Di India pendidikan menjadi simbol status. Oleh karena itu orang tua berusaha sekuat tenaga agar anak-anaknya dapat menempuh pendidikan bagus pada sebuah sekolah swasta.
Juga meskipun mereka hanya memiliki pendapatan sedikit dan sebagian diantaranya tidak pernah mengenyam bangku sekolah. Banyak juga yang memiliki hutang.
Kecilnya anggaran pendidikan?
Pemerintah India tahu bahwa pendidikan seluruh penduduknya adalah masalah yang besar. Semakin banyak kritik terhadap pemerintah, dimana anggaran untuk pendidikan terlalu minim. Dalam anggaran belanja aktual jumlahnya meliputi 7,8 milyar Euro. Itu berarti kurang dari empat persen pendapatan domestik bruto PDB. Juga meskipun India di dunia masih memiliki tingkat buta huruf tertinggi, terdapat kemajuan. Jumlah orang yang dapat membaca, menulis dan menghitung dalam satu dekade terakhir meningkat 9 persen, yakni dari 65 persen menjadi 74 persen.

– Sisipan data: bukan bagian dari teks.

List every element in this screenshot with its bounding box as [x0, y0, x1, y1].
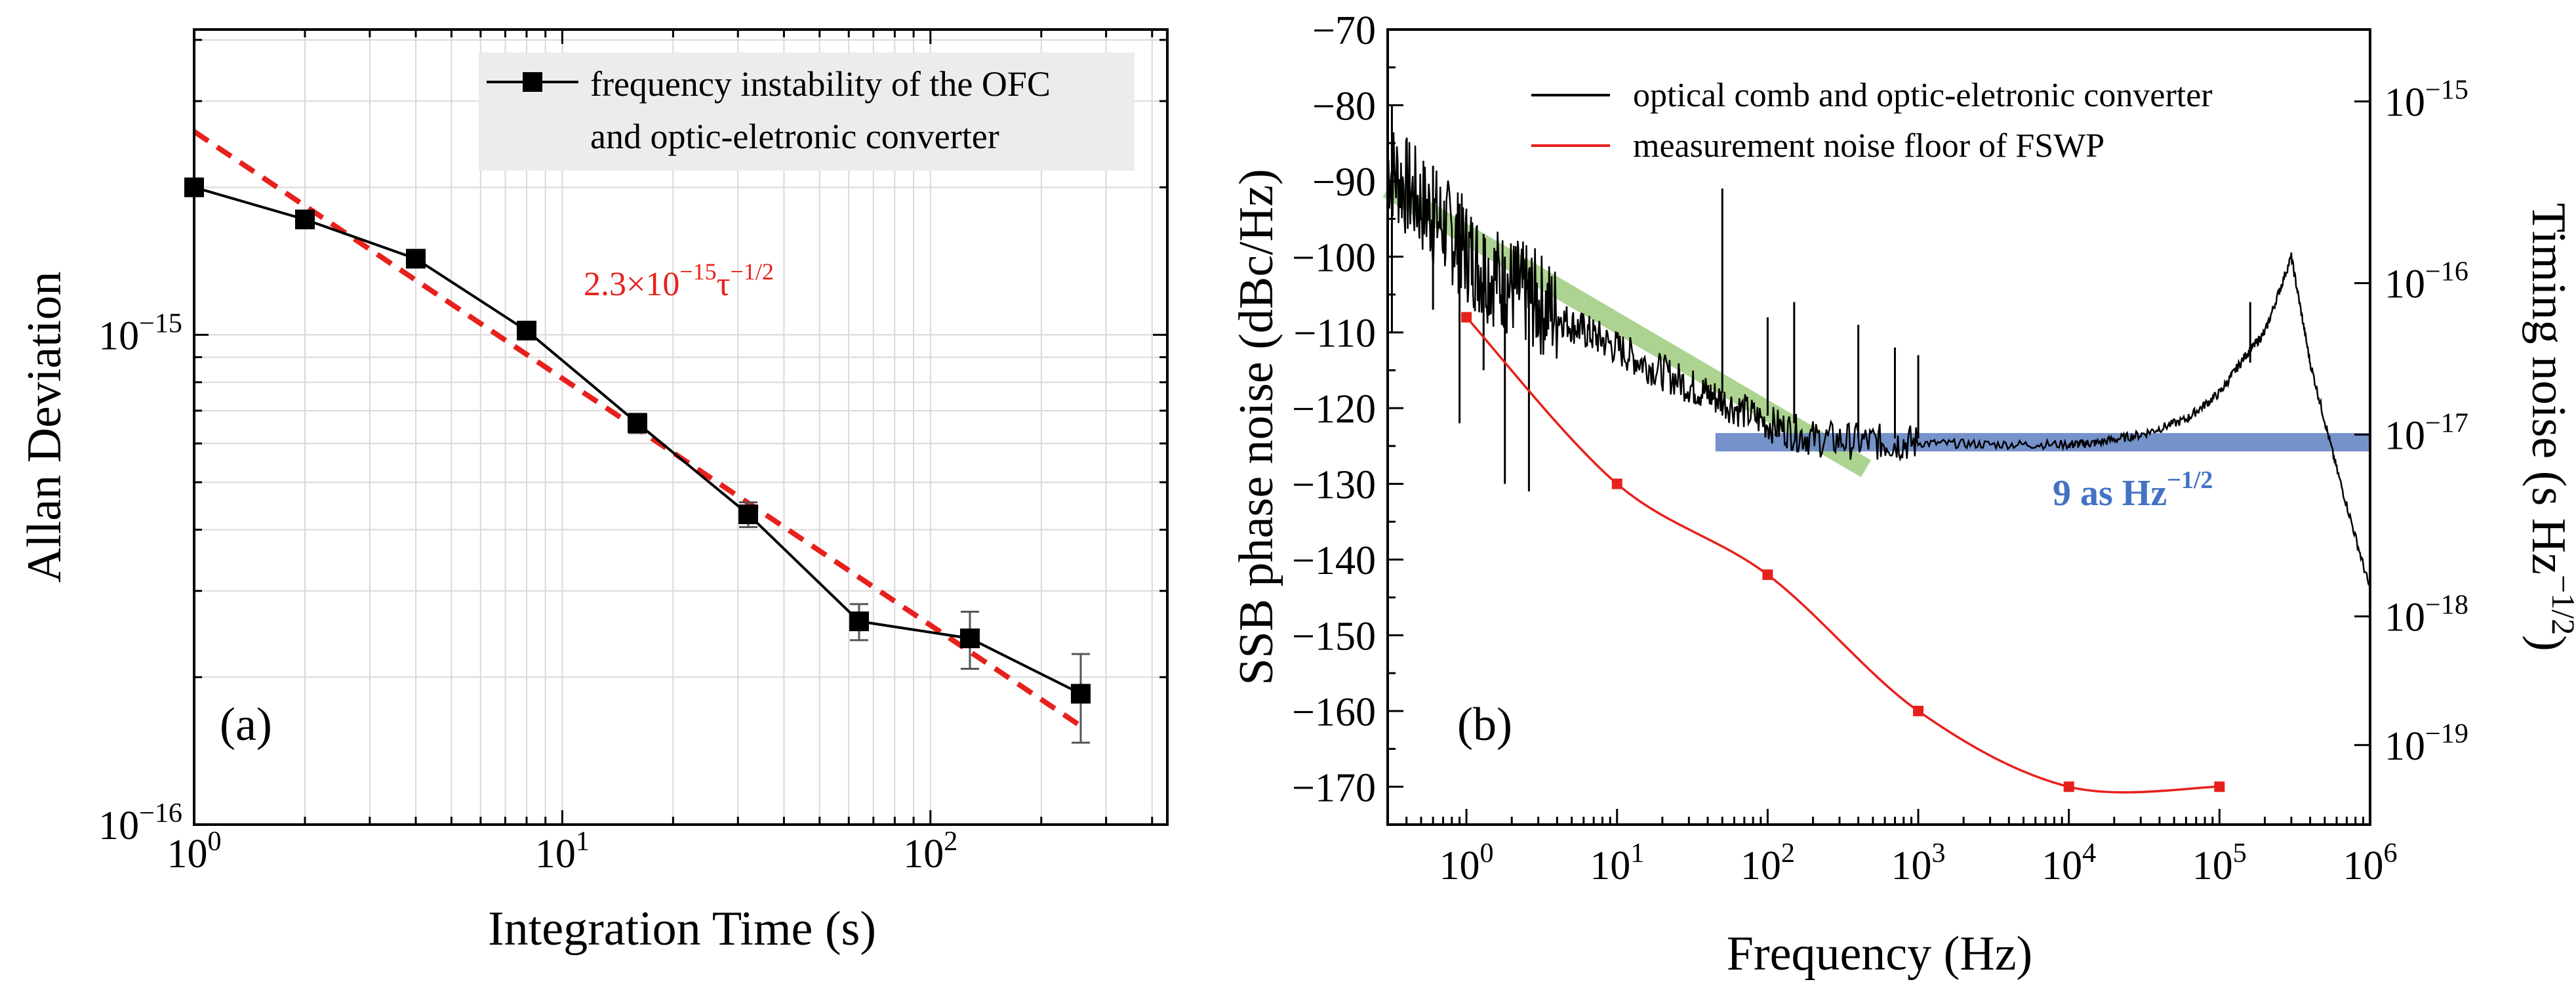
panel-b-y-tick-label: −160 [1292, 690, 1376, 735]
panel-b-y-tick-label: −140 [1292, 539, 1376, 583]
panel-a-data-point [516, 320, 536, 340]
panel-a-frame [193, 28, 1169, 826]
panel-b-right-tick-label: 10−19 [2385, 718, 2468, 769]
panel-b-y-tick-label: −130 [1292, 463, 1376, 508]
panel-b-series [1386, 105, 2371, 794]
panel-b-x-tick-label: 105 [2192, 838, 2247, 888]
panel-b-y-tick-label: −90 [1312, 160, 1376, 205]
panel-a-legend-box [479, 52, 1135, 171]
panel-b-y-tick-label: −70 [1312, 9, 1376, 53]
panel-b-y-tick-label: −80 [1312, 84, 1376, 129]
panel-b-y-tick-label: −120 [1292, 387, 1376, 432]
panel-b-red-point [2063, 781, 2074, 792]
panel-b-red-point [1762, 569, 1773, 581]
panel-a-data-point [738, 504, 758, 525]
panel-b-legend: optical comb and optic-eletronic convert… [1531, 77, 2213, 165]
panel-a-legend-marker [523, 72, 542, 92]
panel-b-x-tick-label: 103 [1891, 838, 1946, 888]
panel-b-y-tick-label: −100 [1292, 236, 1376, 280]
panel-a-allan-deviation-chart: 100 101 102 10−16 10−15 Integration Time (s)… [18, 28, 1169, 956]
panel-b-y-axis-label: SSB phase noise (dBc/Hz) [1230, 169, 1283, 685]
panel-a-legend-line1: frequency instability of the OFC [590, 64, 1051, 104]
panel-b-red-point [1913, 705, 1924, 716]
panel-b-x-tick-label: 102 [1741, 838, 1795, 888]
panel-a-data-point [405, 249, 426, 269]
panel-b-legend-text-red: measurement noise floor of FSWP [1633, 127, 2104, 165]
panel-a-x-axis-label: Integration Time (s) [488, 902, 876, 956]
panel-b-x-tick-label: 101 [1590, 838, 1644, 888]
panel-b-right-label-exp: −1/2 [2545, 575, 2576, 635]
panel-a-x-tick-label: 100 [167, 826, 221, 876]
panel-b-frame [1386, 28, 2371, 826]
panel-a-data-point [849, 611, 869, 632]
panel-a-y-axis-label: Allan Deviation [18, 272, 71, 583]
panel-a-fit-exp1: −15 [679, 258, 716, 285]
panel-b-right-label-main: Timing noise (s Hz [2522, 203, 2575, 575]
panel-a-ticks: 100 101 102 10−16 10−15 [98, 30, 1167, 876]
panel-b-right-tick-label: 10−16 [2385, 256, 2468, 307]
panel-a-fit-base: 2.3×10 [584, 266, 679, 303]
panel-b-label: (b) [1457, 698, 1512, 750]
panel-a-data-point [1070, 684, 1091, 704]
panel-b-right-tick-label: 10−15 [2385, 75, 2468, 125]
panel-a-label: (a) [220, 698, 272, 750]
panel-b-y-tick-label: −170 [1292, 766, 1376, 810]
panel-a-fit-exp2: −1/2 [731, 258, 774, 285]
panel-a-series [184, 129, 1091, 744]
panel-b-floor-annotation: 9 as Hz−1/2 [2053, 466, 2213, 514]
panel-b-right-tick-label: 10−18 [2385, 590, 2468, 640]
panel-b-ticks: 100 101 102 103 104 105 106 −70 −80 −90 −100 −110 −1… [1292, 9, 2468, 888]
panel-b-red-point [2214, 781, 2225, 792]
panel-a-x-tick-label: 101 [535, 826, 590, 876]
panel-b-x-tick-label: 106 [2343, 838, 2397, 888]
panel-b-right-tick-label: 10−17 [2385, 408, 2468, 459]
panel-b-x-axis-label: Frequency (Hz) [1727, 927, 2032, 981]
panel-a-fit-tau: τ [717, 266, 731, 303]
panel-b-floor-main: 9 as Hz [2053, 473, 2167, 514]
panel-a-legend: frequency instability of the OFC and opt… [479, 52, 1135, 171]
panel-b-phase-noise-chart: 100 101 102 103 104 105 106 −70 −80 −90 −100 −110 −1… [1230, 9, 2576, 981]
panel-b-black-trace [1386, 132, 2371, 590]
panel-a-fit-annotation: 2.3×10−15τ−1/2 [584, 258, 774, 303]
panel-b-y-tick-label: −110 [1293, 312, 1376, 356]
panel-a-data-line [193, 186, 1081, 695]
panel-b-red-point [1461, 312, 1472, 323]
panel-b-floor-exp: −1/2 [2167, 466, 2213, 494]
panel-b-red-point [1611, 478, 1622, 489]
panel-a-data-point [627, 413, 647, 434]
panel-a-x-tick-label: 102 [903, 826, 957, 876]
panel-b-right-axis-label: Timing noise (s Hz−1/2) [2522, 203, 2576, 651]
panel-b-x-tick-label: 104 [2042, 838, 2096, 888]
panel-a-data-point [959, 628, 980, 649]
panel-b-x-tick-label: 100 [1439, 838, 1494, 888]
panel-b-red-curve [1465, 316, 2220, 794]
panel-a-data-point [294, 209, 315, 230]
panel-a-y-tick-label: 10−16 [98, 798, 182, 848]
panel-a-y-tick-label: 10−15 [98, 308, 182, 358]
panel-b-y-tick-label: −150 [1292, 614, 1376, 659]
panel-b-right-label-close: ) [2522, 635, 2575, 651]
panel-a-legend-line2: and optic-eletronic converter [590, 117, 999, 156]
panel-b-legend-text-black: optical comb and optic-eletronic convert… [1633, 77, 2213, 114]
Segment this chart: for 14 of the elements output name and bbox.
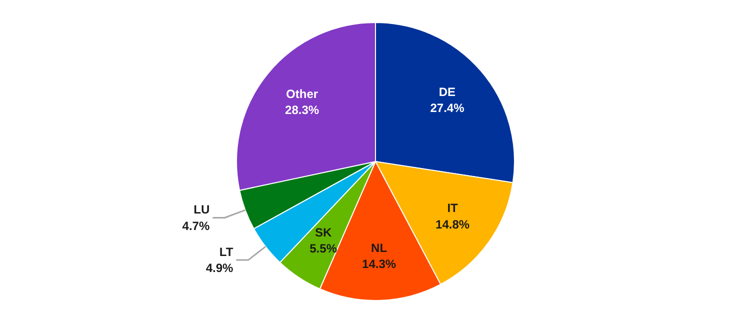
data-label: 14.3% xyxy=(362,257,396,272)
data-label: 4.7% xyxy=(182,218,210,233)
slice-label: DE xyxy=(438,84,456,99)
slice-label: LU xyxy=(194,202,210,217)
data-label: 14.8% xyxy=(436,217,470,232)
slice-label: Other xyxy=(286,86,318,101)
data-label: 4.9% xyxy=(206,261,234,276)
data-label: 27.4% xyxy=(430,101,465,115)
slice-label: LT xyxy=(219,245,234,260)
data-label: 5.5% xyxy=(310,241,338,256)
slice-label: NL xyxy=(371,240,388,255)
slice-label: SK xyxy=(314,225,332,240)
slice-label: IT xyxy=(447,201,459,216)
data-label: 28.3% xyxy=(285,103,320,118)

Pakar pendidikan Indu Shahani tidak yakin, bahwa pengeluaran anggaran yang besar bagi pendidikan dapat mengatasi masalah yang beragam di India. "Tidak diragukan bahwa pendidikan dan kesehatan masalah mendesak yang dialami India." Lebih lanjut dikatakan Shahani, "tapi hanya dengan mengucurkan dana ke dalam sistem tidak ada gunanya. Orang harus banyak menyesuaikan strateginya dengan kondisi waktu."
Pendidikan elit
Beberapa waktu lamanya India melakukan investasi terutama pada apa yang disebut universitas elit seperti "Indian Institute of Technology". Di universitas elit itu setiap tahunnya dididik 80000 mahasiswa jurusan teknik dalam tingkat pendidikan kelas dunia.
Hanya sekitar 20 universitas yang disubsidi pemerintah pusat. Lebih dari 200 perguruan tinggi dan sekitar 20.000 college dibiayai oleh masing-masing negara bagian di India. Itu berarti hanya sekitar 10 persen murid yang setelah lulus sekolah dasar dapat memperoleh kursi di perguruan tinggi. Harian-harian dipenuhi berita kasus bunuh diri dari mahasiswa muda yang pada masa ujian tidak mampu memenuhi harapan keluarganya.
Hanya sebagian kecil dari lulusan perguruan tinggi setiap tahunnya, yang benar-benar menjadi akademisi elit di India. Kebanyakan dari lulusan tersebut hijrah ke Amerika Serikat, Inggris, Australia atau Kanada dimana mereka dengan kemampuan Bahasa Inggrisnya yang lancar cepat menjadi betah di negara-negara tersebut. Untuk menghentikan "Brain-Drain" ini, menteri kesehatan India Ghulam Nabi Azad baru-baru ini merancang rencana baru. Yakni setiap mahasiswa kedokteran yang untuk studi lanjutan pergi ke Amerika Serikat, harus kembali ke India. Jika tidak ia tidak dapat membuka praktek di Amerika Serikat. "Dalam tiga tahun terakhir kami hampir kehilangan 3000 dokter di Amerika Serikat", disampaikan Nabi Azad.
Tantangan pada pendidikan anak perempuan
PM Indira Gandhi sudah menjadi perempuan pertama yang menjabat kepala pemerintahan India pada tahun 1970-an. Meski demikian di banyak sektor, perempuan tetap kurang terwakili di India.
Diskriminasi dimulai setidaknya di tingkat pendidikan sekolah. Pada keluarga yang punya banyak anak, pendidikan sekolah anak perempuan seringkali dikalahkan demi pendidikan sekolah anak laki-laki.
Dalam masyarakat patrilineal seperti India, masih kental anggapan bahwa di masa tua hanya anak laki-laki yang dapat menghidupi keluarga. Anak perempuan akan menikah dan nantinya tidak akan lagi menjadi bagian keluarga.
Untuk itu Indu Shahani punya jawaban mudah "Orang tidak cukup mengatakan: Jika anak laki-laki dididik maka orang menanam investasi pada satu individu. Tapi jika seseorang mengirim anak perempuan ke sekolah, maka itu berarti menanam investasi pada satu keluarga atau bahkan pada seluruh desa".